Just and unjust wars: a diplomat's perspective - International Justice, War Crimes, and Terrorism: The U.S. Record
Social Research, Winter, 2002 by Richard Holbrooke
I AM not a philosopher, a scholar, or even a journalist; I am a practitioner of diplomacy who holds great respect for the academy and for the work of the conference at which this collection of papers was presented.
I would comment at the outset about the paper in this volume by Michael Walzer, which he ended by pointing out that we have to deal with a world where members of the military think, or at least talk, like theoreticians. And, we might add, where theoreticians think and talk like generals. It is no accident that some of the most aggressive and belligerent people in the United States government, in the 40 years that I have been in and out of it, are people who have never seen combat. Let me therefore offer a few thoughts of perspective from the battlefield itself, if you will allow that--some random observations based on the issue addressed in these papers.
The kind of discussion held at this conference is all too rarely, if ever, heard in Washington. The Center for Strategic and International Studies, Brookings, the American Enterprise Institute, the United States Senate and House of Representatives--they do not usually hold seminars, symposiums, and hearings on issues like just versus unjust wars. The subject has never been raised in any meeting I attended at the State Department, the Defense Department, or the White House. By saying this, I do not wish to discourage the contributors to and readers of this volume from continuing the discussion. On the contrary, in some intangible way it will ultimately reach the minds of policymakers.
A rare exception to my generalization was a series of public Millennium Lectures that President Bill Clinton and First Lady Hilary Clinton held at the White House between 1999 and 2000. I remember especially Elie Wiesel's talk in the East Wing before the president, the Cabinet, and invited officials that was broadcast on C-SPAN. In such moments the issues we are addressing here momentarily penetrate into the so-called corridors of power. But such moments are rare.
It is particularly appropriate that we discuss this issue today, with American troops in Afghanistan, Kosovo, Bosnia, Uzbekistan, Pakistan, Georgia, the Philippines, Colombia, and perhaps elsewhere in the world, including Yemen and the countries in the Horn of Africa. Each one of these must be approached on a case-by-case basis, but absent some logical, coherent framework and a case-by-case analysis, we could stumble into mistakes. There is little evidence that this has been done in most of our engagements over the last half-century.

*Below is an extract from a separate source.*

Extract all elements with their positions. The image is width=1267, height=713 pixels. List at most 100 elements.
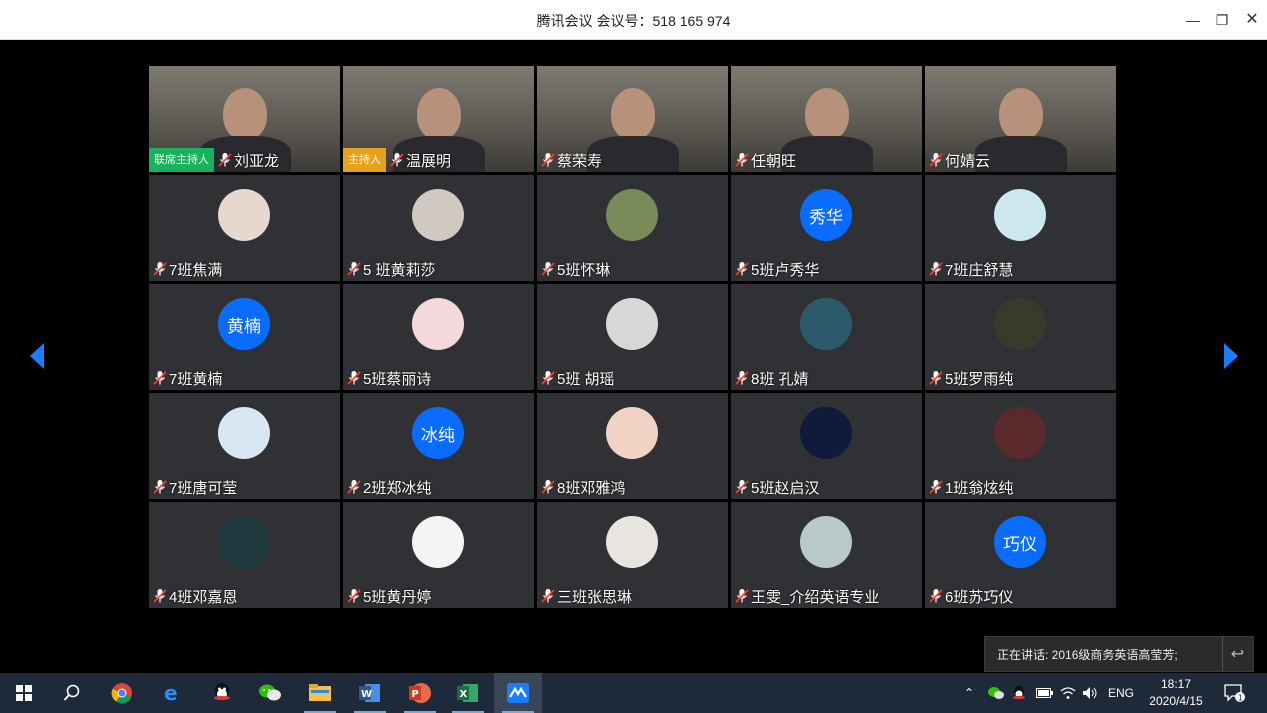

It needs to be stressed that one person's "just war" can be another's terror campaign or genocide. One person's terrorist may be another's freedom fighter. Bosnia, Kosovo, the intifada--even Osama bin Laden's murderous activities--have this in common: that those committing the most barbarous acts invoke religion, God, or a sense of thwarted nationalism to justify the most evil actions.
The acts themselves--the murder of innocent civilians, premeditated rape, the destruction of entire communities--are, without doubt, evil. Yet the people committing them do not consider them evil. They believe that, since their war is "just," the means they used are justified. We disagree with them strongly, and, for that matter, so does international law, but they do not see it the same way.
I wish, therefore, to underscore my deliberate use of the word evil. When I was starting out in Washington this word was never used, except in reference to events long over, especially the Holocaust. I spent three and a half years in Vietnam as a civilian member of the war effort. As others can attest, particularly the president of the New School University, my friend Bob Kerrey, we never heard the word evil used with regard to the people we were fighting.
A relativism had settled over American foreign policy. By the time we got to Bosnia in 1991-1992, it was very hard for most of my colleagues in government to recognize that one side was, by our standards, truly evil. Martin Peretz's magazine, The New Republic, worked hard to make that point, as did other brave and impassioned observers and journalists, some of whom are contributors to this volume. Samantha Power particularly comes to mind as someone who saw this instantly, at a young age. We should have recognized, as I wrote in To End a War (1998), that evil really does exist in the world.
Relativism is not always applicable, as we saw on September 11. But we should have seen this earlier. Stalin and his regime were evil, as President Ronald Reagan pointed out. The theory that everyone has an equally valid point of view and you just have to sit down and figure it out may apply to a lawyer trying to settle a civil suit, or a divorce, or a case between a plaintiff and a defendant, but there are times in the world when it just does not apply. This was the case in Bosnia.
Because the essay by Michael Walzer deals with conventional wars, I want to stress that what we think of as traditional war rarely exists in the world today. There are still armies, they still use weaponry, the weaponry has changed--but it is rarely a war between two countries. Recent exceptions--the United States and Iraq, Iran and Iraq, India and Pakistan, the United Kingdom and Argentina over the Falklands--are dramatic, but relatively rare. Most modern conflicts are quite different.